Mientras escribo estas líneas sé que Jorge Muñoz lideraba con buen margen los simulacros de voto preelectorales. Más de una encuesta realizada durante la última semana lo anticipaba. La elección de ayer confirmó lo que algunos sabíamos.
De hecho, toda la semana pasada hubo lluvia de encuestas, pero no públicas, sino escondidas, que se transmitían por WhatsApp o redes sociales. La mayoría, lamentablemente, eran falsas. Circulaban incluso desde antes que las encuestadoras serias terminaran de realizar su trabajo de campo. Se difundían soterradas, simulando menús con creativos nombres de platos de comida o ránkings con apodos para representar a los candidatos en contienda. Todo por culpa de una absurda y anacrónica ley que prohíbe la difusión de las encuestas durante la semana previa a las elecciones.
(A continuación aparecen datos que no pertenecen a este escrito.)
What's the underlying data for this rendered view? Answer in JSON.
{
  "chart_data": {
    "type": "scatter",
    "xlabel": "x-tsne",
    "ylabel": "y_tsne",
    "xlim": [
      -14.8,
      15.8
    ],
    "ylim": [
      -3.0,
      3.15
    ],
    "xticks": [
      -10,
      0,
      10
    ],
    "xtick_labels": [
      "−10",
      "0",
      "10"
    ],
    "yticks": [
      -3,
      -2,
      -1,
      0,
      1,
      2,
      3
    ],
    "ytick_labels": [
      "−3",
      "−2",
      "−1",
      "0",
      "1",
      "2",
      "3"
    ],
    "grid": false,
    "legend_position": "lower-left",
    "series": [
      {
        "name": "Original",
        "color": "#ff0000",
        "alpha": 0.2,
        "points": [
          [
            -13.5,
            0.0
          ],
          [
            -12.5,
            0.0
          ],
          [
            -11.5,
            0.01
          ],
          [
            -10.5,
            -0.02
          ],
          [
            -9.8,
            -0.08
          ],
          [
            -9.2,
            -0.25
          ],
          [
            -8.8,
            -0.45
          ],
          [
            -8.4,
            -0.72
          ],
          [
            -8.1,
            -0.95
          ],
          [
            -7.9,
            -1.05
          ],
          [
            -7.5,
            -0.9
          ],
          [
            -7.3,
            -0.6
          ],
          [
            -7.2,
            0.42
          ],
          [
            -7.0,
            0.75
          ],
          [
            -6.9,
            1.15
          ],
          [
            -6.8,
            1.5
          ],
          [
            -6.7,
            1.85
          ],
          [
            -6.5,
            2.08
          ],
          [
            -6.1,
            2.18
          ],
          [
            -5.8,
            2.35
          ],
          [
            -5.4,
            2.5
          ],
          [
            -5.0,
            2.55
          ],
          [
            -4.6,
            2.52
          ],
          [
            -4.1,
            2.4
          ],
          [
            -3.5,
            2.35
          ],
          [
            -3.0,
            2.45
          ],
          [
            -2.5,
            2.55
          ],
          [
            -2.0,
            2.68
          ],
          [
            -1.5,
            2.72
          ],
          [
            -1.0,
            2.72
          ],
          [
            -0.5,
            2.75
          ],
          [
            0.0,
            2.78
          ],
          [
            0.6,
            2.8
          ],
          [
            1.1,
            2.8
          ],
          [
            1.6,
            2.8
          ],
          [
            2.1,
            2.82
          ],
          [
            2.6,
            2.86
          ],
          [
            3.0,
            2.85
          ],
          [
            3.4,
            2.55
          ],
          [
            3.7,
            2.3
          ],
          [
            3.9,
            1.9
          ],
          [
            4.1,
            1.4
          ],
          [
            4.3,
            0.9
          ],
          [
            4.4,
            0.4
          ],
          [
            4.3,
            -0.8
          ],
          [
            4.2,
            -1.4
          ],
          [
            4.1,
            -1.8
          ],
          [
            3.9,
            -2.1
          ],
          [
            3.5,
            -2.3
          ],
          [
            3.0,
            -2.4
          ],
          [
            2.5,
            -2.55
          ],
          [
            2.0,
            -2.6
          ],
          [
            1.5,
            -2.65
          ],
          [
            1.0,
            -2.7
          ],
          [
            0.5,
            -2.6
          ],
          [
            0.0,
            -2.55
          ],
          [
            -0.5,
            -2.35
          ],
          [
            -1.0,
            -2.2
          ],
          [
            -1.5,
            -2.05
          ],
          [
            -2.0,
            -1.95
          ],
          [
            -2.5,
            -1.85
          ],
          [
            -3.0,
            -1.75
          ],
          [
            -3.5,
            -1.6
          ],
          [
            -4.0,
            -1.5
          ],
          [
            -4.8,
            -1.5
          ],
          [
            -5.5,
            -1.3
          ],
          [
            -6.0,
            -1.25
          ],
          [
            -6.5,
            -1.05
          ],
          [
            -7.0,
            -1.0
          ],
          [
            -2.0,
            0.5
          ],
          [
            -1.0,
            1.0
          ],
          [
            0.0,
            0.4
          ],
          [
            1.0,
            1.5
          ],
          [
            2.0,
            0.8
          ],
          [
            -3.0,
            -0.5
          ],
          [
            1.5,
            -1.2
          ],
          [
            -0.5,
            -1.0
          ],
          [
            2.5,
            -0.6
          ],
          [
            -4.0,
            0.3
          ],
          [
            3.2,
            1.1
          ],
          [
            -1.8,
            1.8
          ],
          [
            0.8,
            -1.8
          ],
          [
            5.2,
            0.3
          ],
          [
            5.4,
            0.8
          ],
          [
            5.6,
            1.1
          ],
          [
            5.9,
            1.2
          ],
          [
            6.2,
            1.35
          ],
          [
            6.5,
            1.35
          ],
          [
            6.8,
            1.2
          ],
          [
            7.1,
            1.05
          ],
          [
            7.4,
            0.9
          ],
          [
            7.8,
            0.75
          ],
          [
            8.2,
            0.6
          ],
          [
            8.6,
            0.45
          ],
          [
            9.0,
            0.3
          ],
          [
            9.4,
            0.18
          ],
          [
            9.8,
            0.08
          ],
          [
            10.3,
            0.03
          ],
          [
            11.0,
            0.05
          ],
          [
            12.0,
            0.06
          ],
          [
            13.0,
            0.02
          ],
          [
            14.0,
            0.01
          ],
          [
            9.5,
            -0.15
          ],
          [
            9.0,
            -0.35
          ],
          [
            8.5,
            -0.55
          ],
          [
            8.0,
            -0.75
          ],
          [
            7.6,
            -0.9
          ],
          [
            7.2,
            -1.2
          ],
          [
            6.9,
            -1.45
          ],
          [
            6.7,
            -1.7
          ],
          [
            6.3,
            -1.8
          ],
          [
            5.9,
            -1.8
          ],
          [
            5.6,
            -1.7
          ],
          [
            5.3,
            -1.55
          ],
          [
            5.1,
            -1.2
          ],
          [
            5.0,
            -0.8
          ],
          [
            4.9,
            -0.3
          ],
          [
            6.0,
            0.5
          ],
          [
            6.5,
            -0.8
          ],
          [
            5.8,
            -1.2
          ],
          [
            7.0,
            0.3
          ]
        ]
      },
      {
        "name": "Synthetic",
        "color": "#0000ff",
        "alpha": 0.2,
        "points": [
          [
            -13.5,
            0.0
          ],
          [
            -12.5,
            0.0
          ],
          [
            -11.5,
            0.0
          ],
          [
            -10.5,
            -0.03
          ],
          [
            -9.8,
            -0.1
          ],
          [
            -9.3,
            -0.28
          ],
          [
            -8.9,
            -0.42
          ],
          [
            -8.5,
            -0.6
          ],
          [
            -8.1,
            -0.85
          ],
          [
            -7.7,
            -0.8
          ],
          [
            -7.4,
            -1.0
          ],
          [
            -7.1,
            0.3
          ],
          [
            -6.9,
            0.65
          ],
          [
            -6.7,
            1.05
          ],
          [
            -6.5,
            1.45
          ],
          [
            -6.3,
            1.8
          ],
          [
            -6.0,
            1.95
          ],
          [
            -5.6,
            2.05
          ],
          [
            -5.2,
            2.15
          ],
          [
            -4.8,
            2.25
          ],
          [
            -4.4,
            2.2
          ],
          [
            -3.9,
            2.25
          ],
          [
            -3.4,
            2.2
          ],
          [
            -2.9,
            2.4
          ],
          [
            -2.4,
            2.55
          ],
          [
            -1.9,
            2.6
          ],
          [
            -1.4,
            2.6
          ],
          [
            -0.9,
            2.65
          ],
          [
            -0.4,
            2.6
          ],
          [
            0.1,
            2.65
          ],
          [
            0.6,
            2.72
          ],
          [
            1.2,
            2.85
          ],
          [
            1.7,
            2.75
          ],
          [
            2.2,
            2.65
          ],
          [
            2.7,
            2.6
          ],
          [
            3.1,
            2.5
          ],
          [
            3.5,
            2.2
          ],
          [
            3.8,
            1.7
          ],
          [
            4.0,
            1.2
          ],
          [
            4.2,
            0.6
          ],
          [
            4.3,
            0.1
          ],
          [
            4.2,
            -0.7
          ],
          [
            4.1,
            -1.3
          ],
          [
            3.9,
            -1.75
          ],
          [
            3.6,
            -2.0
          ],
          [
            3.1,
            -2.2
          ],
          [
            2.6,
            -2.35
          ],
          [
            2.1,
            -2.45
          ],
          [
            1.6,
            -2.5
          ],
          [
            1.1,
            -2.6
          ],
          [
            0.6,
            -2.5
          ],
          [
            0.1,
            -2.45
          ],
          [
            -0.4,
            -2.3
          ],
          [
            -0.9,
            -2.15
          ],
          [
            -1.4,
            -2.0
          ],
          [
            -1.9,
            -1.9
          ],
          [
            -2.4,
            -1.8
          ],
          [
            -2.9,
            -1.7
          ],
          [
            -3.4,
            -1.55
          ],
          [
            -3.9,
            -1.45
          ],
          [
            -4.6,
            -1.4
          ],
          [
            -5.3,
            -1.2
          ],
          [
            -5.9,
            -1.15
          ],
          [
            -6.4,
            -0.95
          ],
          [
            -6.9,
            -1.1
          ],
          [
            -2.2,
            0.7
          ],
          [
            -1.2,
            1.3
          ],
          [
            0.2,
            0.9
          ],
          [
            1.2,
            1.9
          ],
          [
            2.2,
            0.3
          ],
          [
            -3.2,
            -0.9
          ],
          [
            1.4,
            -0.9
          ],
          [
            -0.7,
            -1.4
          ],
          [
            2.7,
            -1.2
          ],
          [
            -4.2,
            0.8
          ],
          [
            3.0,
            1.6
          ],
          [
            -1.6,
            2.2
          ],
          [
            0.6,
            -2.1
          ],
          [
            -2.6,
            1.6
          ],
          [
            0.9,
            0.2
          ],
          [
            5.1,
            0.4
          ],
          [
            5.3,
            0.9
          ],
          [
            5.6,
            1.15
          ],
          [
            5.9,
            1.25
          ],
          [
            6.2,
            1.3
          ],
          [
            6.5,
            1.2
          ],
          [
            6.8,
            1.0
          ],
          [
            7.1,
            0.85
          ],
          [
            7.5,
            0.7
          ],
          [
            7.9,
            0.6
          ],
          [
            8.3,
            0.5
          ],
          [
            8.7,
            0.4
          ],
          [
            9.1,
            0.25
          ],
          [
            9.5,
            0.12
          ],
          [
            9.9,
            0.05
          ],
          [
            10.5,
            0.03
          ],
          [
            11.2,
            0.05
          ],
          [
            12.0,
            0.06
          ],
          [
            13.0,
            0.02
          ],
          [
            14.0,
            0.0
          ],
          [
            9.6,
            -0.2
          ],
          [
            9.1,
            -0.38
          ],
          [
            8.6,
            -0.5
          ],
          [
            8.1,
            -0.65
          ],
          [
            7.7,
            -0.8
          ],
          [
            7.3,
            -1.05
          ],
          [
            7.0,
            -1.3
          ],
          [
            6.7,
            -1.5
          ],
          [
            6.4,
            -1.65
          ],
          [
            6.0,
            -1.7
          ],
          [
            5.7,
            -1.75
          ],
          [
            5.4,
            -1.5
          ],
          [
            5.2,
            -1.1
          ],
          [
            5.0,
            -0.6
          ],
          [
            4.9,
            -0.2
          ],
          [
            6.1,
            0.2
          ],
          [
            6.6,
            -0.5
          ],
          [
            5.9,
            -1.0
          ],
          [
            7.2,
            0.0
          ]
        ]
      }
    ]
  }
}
Es ridículamente paternalista pensar que dar más y mejor información al público, a través de empresas encuestadoras serias que ponen a su prestigio como respaldo, es contraproducente. Si una persona quiere votar por quien va primero, segundo o último en los sondeos de opinión, es su derecho. La prohibición, en cambio, deja a un gran número de personas en la ignorancia y los convierte en presas fáciles de quienes elaboran y difunden encuestas ‘truchas’ por las que no se hacen responsables.
Todos sabemos de este problema desde hace mucho tiempo. Lo que hace más preocupante aún que ningún parlamentario (en los dos últimos congresos) haya propuesto modificar la norma. Pareciera que deliberadamente quisieran mantener a la ciudadanía en la desinformación, por si les resultara conveniente en algún momento. Recién un día antes de las elecciones, el congresista Alberto de Belaunde anunció en Twitter que buscaría eliminar la prohibición.
Hablando de desinformación, el Congreso acaba de aprobar una de las reformas constitucionales (artículo 35) impulsada por el Ejecutivo, respecto del financiamiento de partidos políticos. El Legislativo le quitó algo que ayudaba a la transparencia (la rendición de cuentas durante la campaña) y le añadió algo que colabora con el desconocimiento (la prohibición de la propaganda electoral privada en radio y televisión). De aprobarse, vía referéndum, solo se permitirá la propaganda televisiva y radial pagada con dinero estatal.
Se trata de otro caso de restricción desproporcional a la difusión de información. ¿Cuál es el daño que se quiere evitar prohibiendo la propaganda electoral privada en radio y televisión? ¿Por qué se discrimina entre medios radiales y televisivos por un lado, y medios impresos, publicidad exterior e Internet por el otro? Si se piensa que hay dineros oscuros que invierten en publicidad radial y televisiva, ¿no sería mejor aprobar normas para fiscalizar mejor los gastos de campaña y sancionar efectivamente a quienes las incumplan? Que partidos políticos y medios de comunicación, por ejemplo, reporten a la ONPE y publiquen quiénes contratan publicidad y cuánto pagan. Y si se piensa que es “excesivo” el gasto en campañas electorales, ¿no sería más apropiado, entonces, fijar un tope?
¿No queremos organizaciones políticas honestas y transparentes? ¿No queremos a ciudadanos comprometidos y dispuestos a invertir en los partidos? ¿Qué culpa tienen los buenos de que el Estado no pueda (o no quiera) vigilar a los malos?
P.D.: Los invito a revisar las leyes que pueden afectar la difusión de información en el Observatorio Legislativo en Libertad de Expresión del Centro de Estudios en Libertad de Expresión y Acceso a la Información (CELE) de la Universidad de Palermo, que va por su segundo año. Se trata de una plataforma digital que contiene todas las normas parlamentarias que pueden limitar o promover la libertad de expresión (con énfasis en Internet) en ocho países de la región (Argentina, Colombia, Ecuador, Guatemala, México, Paraguay, el Perú y Uruguay). Estoy a cargo de la investigación y actualización del capítulo peruano.